Jakarta – Pegawai negeri sipil (PNS) dan non-PNS di lingkungan Kementerian Desa, Pembangunan Daerah Tertinggal, dan Transmigrasi, secara sukarela telah ikut memberi bantuan untuk warga Kabupatan Garut, Jawa Barat, yang sedang terkena musibah bencana banjir bandang.  

 

Hal itu dinyatakan Ferry Syahminan, Kasubdit Penanganan Daerah Rawan Bencana Wilayah V di Jakarta, Senin (26/9). Ferry diminta komentar oleh media terkait peran serta Kemendesa dalam menangani bencana banjir Garut. Bencana itu sudah memakan korban 27 jiwa, dan 22 orang yang masih dinyatakan hilang.

 

Ferry menambahkan, sudah ada imbauan dari Sekjen Kemendesa untuk memberi bantuan tersebut, meski sifatnya adalah sukarela. “Di lingkungan PDTu, sudah kita edarkan kotak sumbangan,” lanjutnya.

 

Menurut Ferry, karena cakupan tugas pokok dan fungsi yang diembannya, Direktorat Penanganan Daerah Rawan Bencana (PDRB) Kemendesa, lebih berfokus pada penanganan pra-bencana dan pasca-bencana.

 

Sedangkan penanganan pada tanggap darurat, saat terjadi bencana, lebih menjadi tugas kementerian dan lembaga-lembaga lain.
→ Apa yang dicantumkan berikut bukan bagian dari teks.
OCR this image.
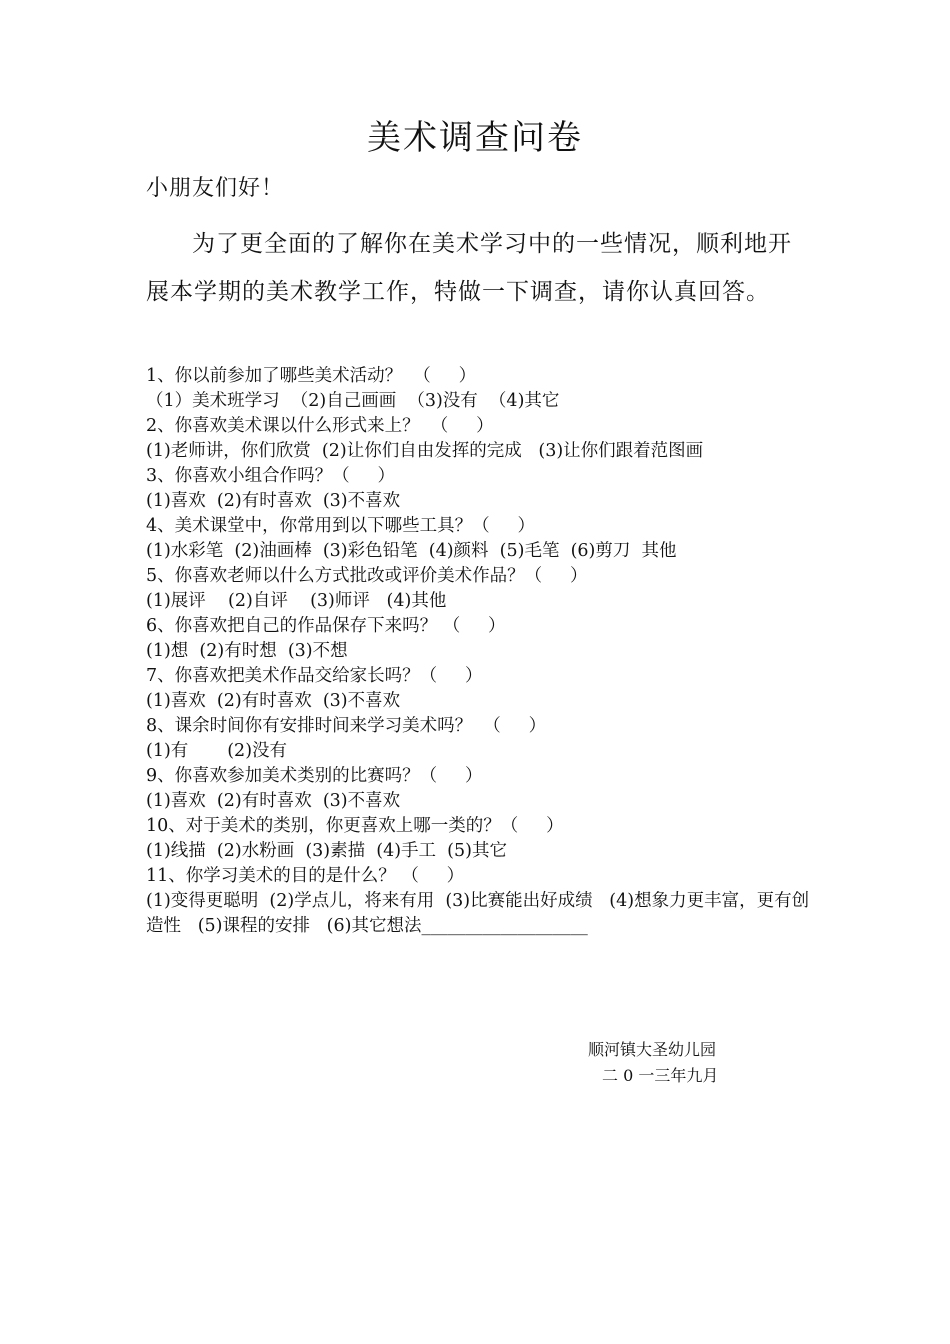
美术调查问卷
小朋友们好！
为了更全面的了解你在美术学习中的一些情况，顺利地开展本学期的美术教学工作，特做一下调查，请你认真回答。
1、你以前参加了哪些美术活动？  （     ）
（1）美术班学习  （2)自己画画  （3)没有  （4)其它
2、你喜欢美术课以什么形式来上？  （     ）
(1)老师讲，你们欣赏  (2)让你们自由发挥的完成   (3)让你们跟着范图画
3、你喜欢小组合作吗？（     ）
(1)喜欢  (2)有时喜欢  (3)不喜欢
4、美术课堂中，你常用到以下哪些工具？（     ）
(1)水彩笔  (2)油画棒  (3)彩色铅笔  (4)颜料  (5)毛笔  (6)剪刀  其他
5、你喜欢老师以什么方式批改或评价美术作品？（     ）
(1)展评    (2)自评    (3)师评   (4)其他
6、你喜欢把自己的作品保存下来吗？ （     ）
(1)想  (2)有时想  (3)不想
7、你喜欢把美术作品交给家长吗？（     ）
(1)喜欢  (2)有时喜欢  (3)不喜欢
8、课余时间你有安排时间来学习美术吗？  （     ）
(1)有       (2)没有
9、你喜欢参加美术类别的比赛吗？（     ）
(1)喜欢  (2)有时喜欢  (3)不喜欢
10、对于美术的类别，你更喜欢上哪一类的？（     ）
(1)线描  (2)水粉画  (3)素描  (4)手工  (5)其它
11、你学习美术的目的是什么？ （     ）
(1)变得更聪明  (2)学点儿，将来有用  (3)比赛能出好成绩   (4)想象力更丰富，更有创造性   (5)课程的安排   (6)其它想法___________________
顺河镇大圣幼儿园
二 0 一三年九月
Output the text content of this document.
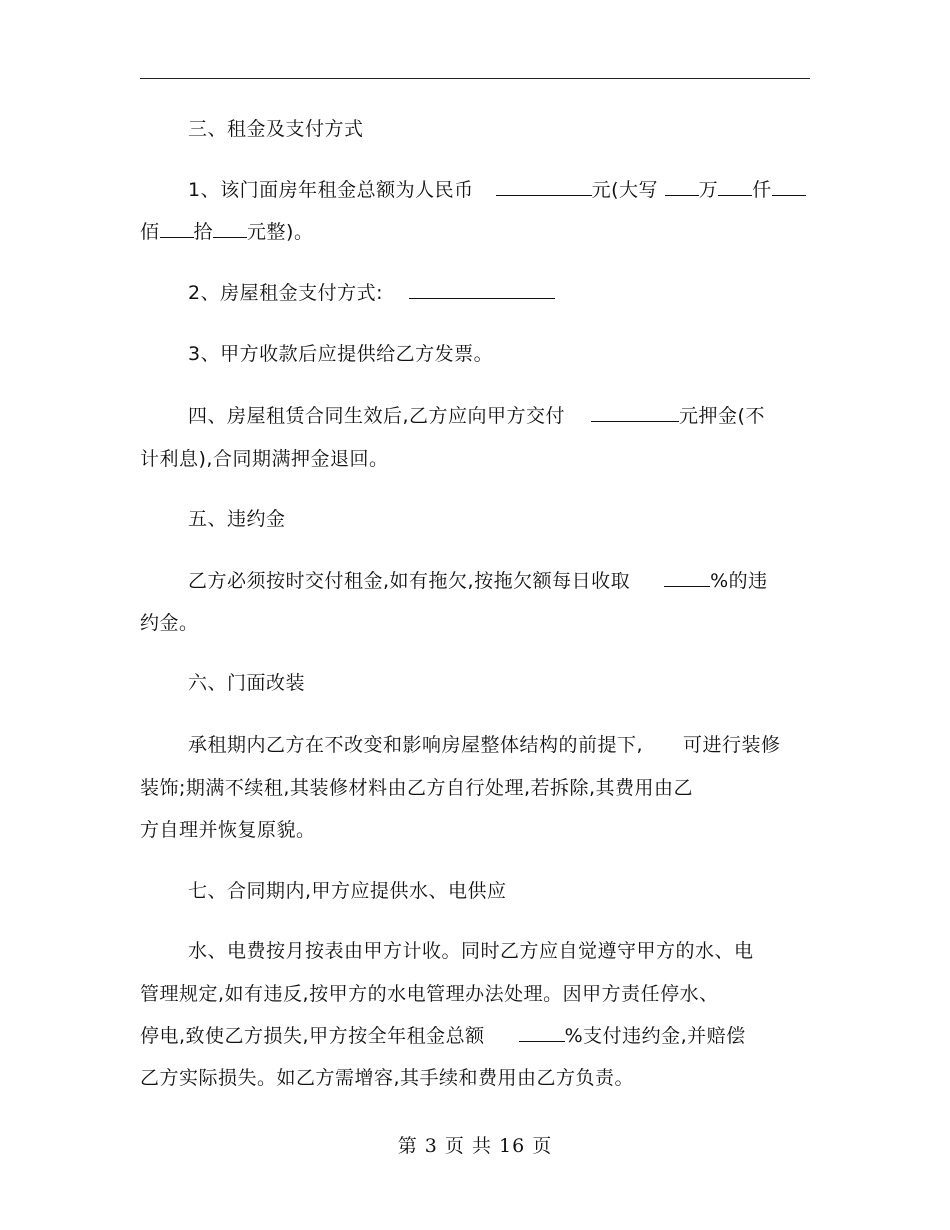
三、租金及支付方式
1、该门面房年租金总额为人民币	元(大写 万 仟
佰 拾 元整)。
2、房屋租金支付方式:
3、甲方收款后应提供给乙方发票。
四、房屋租赁合同生效后,乙方应向甲方交付	元押金(不
计利息),合同期满押金退回。
五、违约金
乙方必须按时交付租金,如有拖欠,按拖欠额每日收取	%的违
约金。
六、门面改装
承租期内乙方在不改变和影响房屋整体结构的前提下, 可进行装修
装饰;期满不续租,其装修材料由乙方自行处理,若拆除,其费用由乙
方自理并恢复原貌。
七、合同期内,甲方应提供水、电供应
水、电费按月按表由甲方计收。同时乙方应自觉遵守甲方的水、电
管理规定,如有违反,按甲方的水电管理办法处理。因甲方责任停水、
停电,致使乙方损失,甲方按全年租金总额	%支付违约金,并赔偿
乙方实际损失。如乙方需增容,其手续和费用由乙方负责。
第 3 页 共 16 页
Seperti: Kementerian Sosial, Pekerjaan Umum, BNPB, dan sebagainya.

 

Pada 8-10 Agustus lalu, Direktorat PDRB telah mengadakan Workshop Identifikasi Potensi Bencana Daerah Rawan Bencana, di Jakarta. Hasil identifikasi potensi bencana daerah rawan bencana di daerah tertinggal akan diformulasikan, untuk memperoleh gambaran potensi bencana berbasis wilayah. Hal ini penting dalam upaya mitigasi atau pengurangan risiko bencana. (PDTu).